Коротышка Либман дал знак двум Эсфирям, те бросили Берла ничком и привязали ему руки к лодыжкам, чтобы можно было носить его все равно как котомку. Сидевший справа открыл дверь машины.
– Эта поездка, – сказал Либман. – Чтобы ты знал. Сегодня мы продвинемся дальше.
– Продвинуться хочешь, Либман? Я помогу тебе, по-своему. Как только ты меня отпустишь, я сразу побегу к газетчикам. И расскажу этим гоям, какие несправедливости ты творишь!
– К газетчикам? – усмехнулся Либман. – Валяй, пусть печатают. В газетах любят такие истории про евреев.
– И тогда тебе конец, Либман.
– Значит, ты не в курсе, что обо мне говорят. Мое имя уже опорочено. Пусть пропечатают на первой полосе. В Нью-Йорке ни одна живая душа не посочувствует человеку, закабалившему свою жену. Феминистки дадут мне медаль за то, что я поколотил тебя. А мэр в День благодарения провезет по всему городу на платформе.
Они выехали на шоссе, звук колес стал другим. Каждые несколько секунд – дорожный шов, так что плавный ход нарушало теперь глухое ритмичное постукивание. Дверца машины возле головы Берла открылась, и его спустили к летящей бетонной полосе. Его страшило не то, что изуродуют лицо, а то, что он лишится глаз или языка, а с них станется и взять да выбросить его в канаву без ушей. Берл, летя навстречу ветру, что есть мочи заорал, и его втащили обратно.
– А теперь ты дашь гет, или мы утопим тебя на Джонс-Бич[69]. Двое будут топить, а двое смотреть – вот тебе и кошерные свидетели[70].
– Ты не сделаешь этого, – сказал Берл. – Ты сват, а не убийца. И тебе известно про святость союзов. Как в природе, Либман. Как про голубей сказано. Убьешь одного, придется убить и его подругу. Для кошерности тебе придется убить обоих – меня и Гиту заодно.
Берла снова свесили из машины. Угрожающе близко к земле.
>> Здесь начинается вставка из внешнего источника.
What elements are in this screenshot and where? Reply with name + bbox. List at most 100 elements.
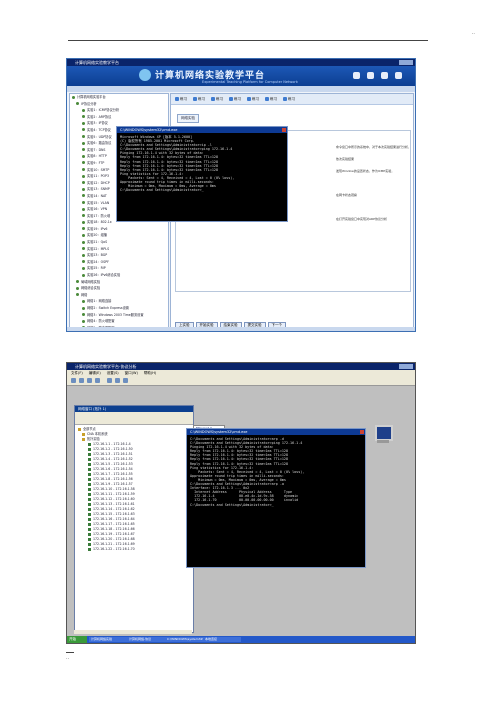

Камешек, вылетевший из-под колес, ударил Берла по щеке. Он пощупал рот языком: был уверен, что камень пробил щеку. Его снова втащили в машину.
– В случае с договорными браками, – сказал Либман, – удачную пару подобрать так же трудно, как отделить землю от небес. Как думаешь? Чудо, если хоть что-то нормально получается.
68
В иудаистской традиции гет (
69
Джонс-Бич – парк в штате Нью-Йорк на Лонг-Айленде, с 10-километровой полосой океанского пляжа.
70
Алаха признает кошерным, то есть правомочным, лишь свидетельство зрелого дееспособного мужчины. Некошерными свидетелями считаются глухие, немые, слепые, умственно неполноценные и дети.